Kalau kita bicara tentang parenting, sudah pasti yang ada di benak kita adalah berhubungan dengan keluarga. Memang benar demikian adanya. Kata parenting jika diterjemahkan adalah proses bertindak sebagai orang tua. Terdapat kata ‘proses’ yang artinya berkaitan dengan sebuah aktivitas yang sudah, sedang dan akan dilakukan dalam rangka mewujudkan sebuah tujuan untuk menjadi pasangan suami istri maupun orang tua yang sukses dan bahagia. Tentu saja hal ini akan lebih mudah tercapai saat ikatan perkawinan antar mereka kokoh, tetap langgeng.

Kunci kelanggengan perkawinan adalah kemampuan pasangan untuk melakukan penyesuaian dengan dirinya sendiri, pasangannya maupun lingkungan sekitarnya. Adapun salah satu unsur penting dalam penyesuaian perkawinan adalah keberadaan komunikasi yang baik.

Salah satu presuposisi dalam Neuro Linguistic Programming mengatakan “makna komunikasi terletak pada respon yang kita dapatkan”. Sebuah pernyataan sederhana yang kemudian bisa kita artikan bahwa kita dianggap berhasil dalam berkomunikasi saat kita mendapatkan respon dari orang lain seperti yang kita harapkan. Tidak peduli sudah seberapa banyak kata yang sudah kita gunakan, kalau faktanya respon yang kita harapkan dari orang lain belum kita dapatkan berarti belum sah kita dianggap berkomunikasi.
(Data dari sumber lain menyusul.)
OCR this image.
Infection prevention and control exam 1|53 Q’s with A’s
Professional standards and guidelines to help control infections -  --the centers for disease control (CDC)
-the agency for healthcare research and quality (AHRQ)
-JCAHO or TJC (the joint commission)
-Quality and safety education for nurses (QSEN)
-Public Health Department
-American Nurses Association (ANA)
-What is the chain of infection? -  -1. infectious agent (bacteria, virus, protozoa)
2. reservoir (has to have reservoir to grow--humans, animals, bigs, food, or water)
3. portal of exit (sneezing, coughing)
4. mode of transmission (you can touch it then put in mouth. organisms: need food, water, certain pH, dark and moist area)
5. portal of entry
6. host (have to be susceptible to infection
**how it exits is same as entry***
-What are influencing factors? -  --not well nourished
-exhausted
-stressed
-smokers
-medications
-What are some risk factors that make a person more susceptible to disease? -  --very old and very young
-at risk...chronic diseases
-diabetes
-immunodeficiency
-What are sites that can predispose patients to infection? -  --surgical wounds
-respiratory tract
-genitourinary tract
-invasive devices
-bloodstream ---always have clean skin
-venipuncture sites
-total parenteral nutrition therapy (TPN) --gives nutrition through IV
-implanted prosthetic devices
Tentang komunikasi ini, banyak orang sering menganggapnya sepele. Apalagi dengan pasangannya yang sudah saling menemani selama bertahun-tahun. Maka yang sering terjadi adalah, masing-masing mengasumsikan bahwa pasangannya pasti sudah tahu apa yang ada dalam pikirannya dan sekaligus menganggap kita juga sudah tahu banyak tentang pasangan kita sehingga tidak perlu melakukan terlalu banyak konfirmasi untuk memastikannya.
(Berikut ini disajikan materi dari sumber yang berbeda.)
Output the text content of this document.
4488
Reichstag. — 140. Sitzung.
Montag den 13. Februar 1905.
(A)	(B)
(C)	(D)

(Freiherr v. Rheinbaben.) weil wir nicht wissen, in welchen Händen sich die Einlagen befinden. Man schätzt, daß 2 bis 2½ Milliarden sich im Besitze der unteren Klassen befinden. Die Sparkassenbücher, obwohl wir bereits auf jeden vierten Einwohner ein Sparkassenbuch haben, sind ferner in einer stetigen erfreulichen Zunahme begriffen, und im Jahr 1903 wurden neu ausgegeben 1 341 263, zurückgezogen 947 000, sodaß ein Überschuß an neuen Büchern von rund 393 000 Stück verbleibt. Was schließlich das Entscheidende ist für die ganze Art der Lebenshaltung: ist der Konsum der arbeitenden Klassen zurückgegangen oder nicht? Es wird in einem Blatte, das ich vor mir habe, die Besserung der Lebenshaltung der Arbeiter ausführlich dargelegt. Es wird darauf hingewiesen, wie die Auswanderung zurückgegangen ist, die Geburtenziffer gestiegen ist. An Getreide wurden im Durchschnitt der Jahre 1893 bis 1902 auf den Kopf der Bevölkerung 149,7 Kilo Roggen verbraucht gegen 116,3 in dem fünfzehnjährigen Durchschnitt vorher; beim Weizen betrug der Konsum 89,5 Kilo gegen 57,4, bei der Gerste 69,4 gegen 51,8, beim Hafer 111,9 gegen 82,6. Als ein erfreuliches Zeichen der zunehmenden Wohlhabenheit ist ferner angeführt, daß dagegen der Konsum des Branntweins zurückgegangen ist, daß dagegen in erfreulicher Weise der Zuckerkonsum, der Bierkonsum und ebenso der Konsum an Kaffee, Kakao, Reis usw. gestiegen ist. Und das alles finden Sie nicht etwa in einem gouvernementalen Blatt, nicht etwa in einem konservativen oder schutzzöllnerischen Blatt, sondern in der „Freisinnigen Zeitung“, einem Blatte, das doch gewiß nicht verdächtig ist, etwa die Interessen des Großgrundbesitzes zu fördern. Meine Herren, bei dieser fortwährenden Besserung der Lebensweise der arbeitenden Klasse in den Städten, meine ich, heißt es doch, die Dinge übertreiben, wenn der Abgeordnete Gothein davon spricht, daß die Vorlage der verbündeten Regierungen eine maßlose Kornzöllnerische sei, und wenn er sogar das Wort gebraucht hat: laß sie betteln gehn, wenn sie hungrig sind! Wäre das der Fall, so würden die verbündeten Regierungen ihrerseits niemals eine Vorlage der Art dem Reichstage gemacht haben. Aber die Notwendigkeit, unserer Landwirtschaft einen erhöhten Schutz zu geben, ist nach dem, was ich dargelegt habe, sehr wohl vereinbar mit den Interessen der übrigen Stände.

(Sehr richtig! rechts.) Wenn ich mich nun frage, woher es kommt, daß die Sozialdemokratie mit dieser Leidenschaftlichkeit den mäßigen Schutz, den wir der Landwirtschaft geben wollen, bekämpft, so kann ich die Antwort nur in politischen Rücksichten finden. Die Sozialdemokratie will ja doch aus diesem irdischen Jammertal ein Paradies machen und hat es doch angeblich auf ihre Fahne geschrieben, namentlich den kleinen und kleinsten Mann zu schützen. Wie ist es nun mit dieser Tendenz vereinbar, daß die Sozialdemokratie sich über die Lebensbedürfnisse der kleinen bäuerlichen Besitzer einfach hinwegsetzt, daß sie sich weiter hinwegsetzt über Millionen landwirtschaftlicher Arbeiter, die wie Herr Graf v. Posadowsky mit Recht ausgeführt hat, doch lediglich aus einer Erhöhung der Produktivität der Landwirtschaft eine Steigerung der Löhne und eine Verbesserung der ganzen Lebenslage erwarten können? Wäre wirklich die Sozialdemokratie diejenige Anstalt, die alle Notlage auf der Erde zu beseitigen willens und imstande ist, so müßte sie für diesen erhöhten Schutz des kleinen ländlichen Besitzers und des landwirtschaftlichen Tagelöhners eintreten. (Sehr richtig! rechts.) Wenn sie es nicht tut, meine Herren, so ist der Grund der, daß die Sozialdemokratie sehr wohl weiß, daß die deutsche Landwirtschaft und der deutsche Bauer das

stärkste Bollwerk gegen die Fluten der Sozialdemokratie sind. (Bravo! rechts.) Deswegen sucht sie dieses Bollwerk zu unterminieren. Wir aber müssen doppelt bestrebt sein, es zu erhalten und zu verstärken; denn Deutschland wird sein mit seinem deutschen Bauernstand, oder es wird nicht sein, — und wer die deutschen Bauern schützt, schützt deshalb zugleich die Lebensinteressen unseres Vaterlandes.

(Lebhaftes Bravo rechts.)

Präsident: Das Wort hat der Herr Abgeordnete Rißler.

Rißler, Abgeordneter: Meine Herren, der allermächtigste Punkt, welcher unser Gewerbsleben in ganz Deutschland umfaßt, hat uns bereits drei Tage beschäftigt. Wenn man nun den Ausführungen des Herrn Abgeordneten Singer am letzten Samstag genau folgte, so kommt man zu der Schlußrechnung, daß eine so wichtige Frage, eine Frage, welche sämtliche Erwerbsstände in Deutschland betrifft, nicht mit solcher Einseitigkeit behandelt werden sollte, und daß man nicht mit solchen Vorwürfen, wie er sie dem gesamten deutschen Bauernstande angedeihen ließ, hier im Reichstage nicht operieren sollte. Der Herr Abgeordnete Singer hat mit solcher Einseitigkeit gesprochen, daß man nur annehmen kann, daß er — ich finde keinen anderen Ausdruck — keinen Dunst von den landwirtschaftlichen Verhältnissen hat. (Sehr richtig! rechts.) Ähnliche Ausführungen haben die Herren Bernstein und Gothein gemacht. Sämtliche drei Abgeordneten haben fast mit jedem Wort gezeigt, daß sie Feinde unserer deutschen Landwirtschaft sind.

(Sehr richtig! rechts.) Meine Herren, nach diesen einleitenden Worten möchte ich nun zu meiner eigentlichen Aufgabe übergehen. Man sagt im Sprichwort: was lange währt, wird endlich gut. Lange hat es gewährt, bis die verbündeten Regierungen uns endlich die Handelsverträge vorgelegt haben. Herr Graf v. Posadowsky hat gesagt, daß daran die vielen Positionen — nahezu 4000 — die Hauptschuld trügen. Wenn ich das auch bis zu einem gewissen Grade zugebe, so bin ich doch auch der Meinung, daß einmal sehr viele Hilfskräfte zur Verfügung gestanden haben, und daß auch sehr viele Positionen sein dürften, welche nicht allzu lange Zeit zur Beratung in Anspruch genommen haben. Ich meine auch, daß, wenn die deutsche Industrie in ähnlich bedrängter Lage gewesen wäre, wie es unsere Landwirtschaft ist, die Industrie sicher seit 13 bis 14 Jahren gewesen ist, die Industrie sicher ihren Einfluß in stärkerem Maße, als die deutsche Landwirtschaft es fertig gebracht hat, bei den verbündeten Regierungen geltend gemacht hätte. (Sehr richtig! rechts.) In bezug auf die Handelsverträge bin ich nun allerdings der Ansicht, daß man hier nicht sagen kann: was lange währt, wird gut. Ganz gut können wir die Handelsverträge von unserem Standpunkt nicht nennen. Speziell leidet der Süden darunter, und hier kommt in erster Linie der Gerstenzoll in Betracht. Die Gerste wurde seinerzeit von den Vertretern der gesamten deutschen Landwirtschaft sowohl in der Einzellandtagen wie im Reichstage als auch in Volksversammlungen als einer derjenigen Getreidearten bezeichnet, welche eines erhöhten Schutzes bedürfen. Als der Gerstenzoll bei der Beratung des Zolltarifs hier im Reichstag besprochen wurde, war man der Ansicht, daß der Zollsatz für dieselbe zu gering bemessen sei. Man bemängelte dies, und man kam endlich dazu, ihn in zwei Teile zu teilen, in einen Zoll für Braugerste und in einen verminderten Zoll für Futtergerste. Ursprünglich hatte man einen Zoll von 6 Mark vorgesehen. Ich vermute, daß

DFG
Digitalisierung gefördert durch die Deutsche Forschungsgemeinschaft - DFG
Maka di sinilah letak bahaya mind reading (membaca pikiran orang) dalam dunia parenting, yaitu saat seseorang belum menyadari sepenuhnya bahwa the map is not the territory, bahwa apa yang ada dalam pikiran kita belum tentu sama dengan apa yang ada dalam pikiran pasangan kita.

Mudahnya begini, kalau ada seorang pria dewasa yang saat kecilnya, pada waktu dia sedang diam, dia dibiarkan saja oleh orang tuanya sampai akhirnya bersedia bicara kembali. Kemungkinan besar pria ini juga akan lebih senang jika dibiarkan sendiri saat sedang diam. Masalah muncul saat si pria ini menganggap pasangannya pasti sudah tahu apa yang harus dilakukannya jika melihatnya ‘diam’ atau saat pria ini membiarkan pasangannya yang sedang ‘diam’ karena menganggap pasangannya punya pola yang sama dengan pria ini. Padahal, bisa jadi polanya akan jauh berbeda.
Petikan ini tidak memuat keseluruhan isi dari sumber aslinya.